La première secousse tellurique, bien que non dirigée contre les politiciens, qui a fait vaciller la toute-République est l’œuvre livresque du Colonel Abdoul Aziz Ndaw. Comble de l’ironie, ‘‘Pour l’honneur de la gendarmerie sénégalaise’’ Harmattan, juillet 2014, met à nu les magouilles dans la maréchaussée. La sortie, le week-end dernier, de l’officier de l’Armée, capitaine Mamadou Dièye, dans les colonnes du journal ‘‘Le Quotidien’’, dénonçant, sans plus, ‘‘les choses peu catholiques’’ dans l’Armée et annonçant par la même son désir de prendre part à la prochaine présidentielle, laisse penser que la perception de la politique par les hauts cadres de l’administration soumis au devoir de réserve a changé
Pape Saër Guèye salue les « nouveaux messies » : « S’ils venaient au Pds, je leur céderais ma place »
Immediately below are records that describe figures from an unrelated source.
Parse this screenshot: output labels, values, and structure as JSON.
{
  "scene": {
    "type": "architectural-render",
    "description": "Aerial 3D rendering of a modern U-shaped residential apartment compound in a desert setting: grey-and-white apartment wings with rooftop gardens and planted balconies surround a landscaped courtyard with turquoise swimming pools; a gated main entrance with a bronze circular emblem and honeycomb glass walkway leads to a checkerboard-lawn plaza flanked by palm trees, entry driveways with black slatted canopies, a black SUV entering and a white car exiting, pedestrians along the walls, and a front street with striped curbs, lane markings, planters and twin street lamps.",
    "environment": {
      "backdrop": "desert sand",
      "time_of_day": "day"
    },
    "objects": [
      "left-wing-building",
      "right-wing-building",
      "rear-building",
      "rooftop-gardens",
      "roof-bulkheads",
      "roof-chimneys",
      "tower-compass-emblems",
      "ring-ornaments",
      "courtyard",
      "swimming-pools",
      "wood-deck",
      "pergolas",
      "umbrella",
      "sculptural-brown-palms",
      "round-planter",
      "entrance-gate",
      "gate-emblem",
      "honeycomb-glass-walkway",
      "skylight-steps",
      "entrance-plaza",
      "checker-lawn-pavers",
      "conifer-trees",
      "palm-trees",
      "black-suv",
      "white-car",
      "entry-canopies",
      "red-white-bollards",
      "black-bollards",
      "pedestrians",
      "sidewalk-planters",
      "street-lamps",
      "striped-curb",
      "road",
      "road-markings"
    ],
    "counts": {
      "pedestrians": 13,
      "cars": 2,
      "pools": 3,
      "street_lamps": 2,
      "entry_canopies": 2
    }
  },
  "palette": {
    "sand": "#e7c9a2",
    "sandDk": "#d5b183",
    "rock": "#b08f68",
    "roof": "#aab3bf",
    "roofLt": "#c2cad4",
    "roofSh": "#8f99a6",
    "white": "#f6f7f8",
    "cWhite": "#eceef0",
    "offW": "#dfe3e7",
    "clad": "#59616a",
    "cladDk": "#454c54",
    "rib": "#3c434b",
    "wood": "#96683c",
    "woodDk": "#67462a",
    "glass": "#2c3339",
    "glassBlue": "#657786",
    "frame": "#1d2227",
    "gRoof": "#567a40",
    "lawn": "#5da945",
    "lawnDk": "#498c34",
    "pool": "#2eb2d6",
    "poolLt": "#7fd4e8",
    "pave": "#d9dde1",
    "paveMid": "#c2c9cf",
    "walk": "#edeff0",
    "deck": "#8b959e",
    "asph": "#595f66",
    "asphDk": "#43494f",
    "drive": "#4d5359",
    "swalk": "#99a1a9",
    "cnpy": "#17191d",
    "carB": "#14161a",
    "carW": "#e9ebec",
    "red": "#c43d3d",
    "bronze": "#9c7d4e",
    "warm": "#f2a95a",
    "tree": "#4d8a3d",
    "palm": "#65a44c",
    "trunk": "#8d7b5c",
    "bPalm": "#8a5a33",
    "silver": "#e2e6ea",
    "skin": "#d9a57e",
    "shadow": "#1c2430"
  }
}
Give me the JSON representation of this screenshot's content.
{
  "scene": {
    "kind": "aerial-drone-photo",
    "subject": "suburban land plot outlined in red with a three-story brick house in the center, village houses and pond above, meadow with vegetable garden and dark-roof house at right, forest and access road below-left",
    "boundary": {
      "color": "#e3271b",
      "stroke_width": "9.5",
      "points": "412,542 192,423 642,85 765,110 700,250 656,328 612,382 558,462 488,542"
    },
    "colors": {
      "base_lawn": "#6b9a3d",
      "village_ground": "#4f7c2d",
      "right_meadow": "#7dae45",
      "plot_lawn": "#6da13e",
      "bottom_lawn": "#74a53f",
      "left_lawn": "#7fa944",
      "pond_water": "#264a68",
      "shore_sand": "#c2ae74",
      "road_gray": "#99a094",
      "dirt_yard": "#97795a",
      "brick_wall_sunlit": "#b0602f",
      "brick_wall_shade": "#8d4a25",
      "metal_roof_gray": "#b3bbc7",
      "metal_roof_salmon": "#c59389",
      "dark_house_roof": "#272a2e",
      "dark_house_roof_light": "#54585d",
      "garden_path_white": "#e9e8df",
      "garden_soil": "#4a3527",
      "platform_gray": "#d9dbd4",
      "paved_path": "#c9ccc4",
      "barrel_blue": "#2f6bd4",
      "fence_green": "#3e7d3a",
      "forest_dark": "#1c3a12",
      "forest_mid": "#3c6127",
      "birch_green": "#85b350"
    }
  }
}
Cette convergence dans le jeu politique est diversement appréciée par les acteurs classiques du landerneau. Au Parti démocratique sénégalais (Pds), fortement empreint de l’Adn contestataire des 200 cadres qui ont signé le manifeste du parti à sa fondation en 1974, ces nouveaux types de politiciens sont plutôt les bienvenus. ‘‘Je me félicite que les cadres comprennent qu’ils ont le devoir de gérer la cité. Cela ne peut que leur incomber davantage. Les ruptures brutales qui positionnent des magistrats, des officiers de l’armée…, sont favorisées par un malaise et une gestion qui déstructurent les fondements de l’Administration républicaine du Sénégal.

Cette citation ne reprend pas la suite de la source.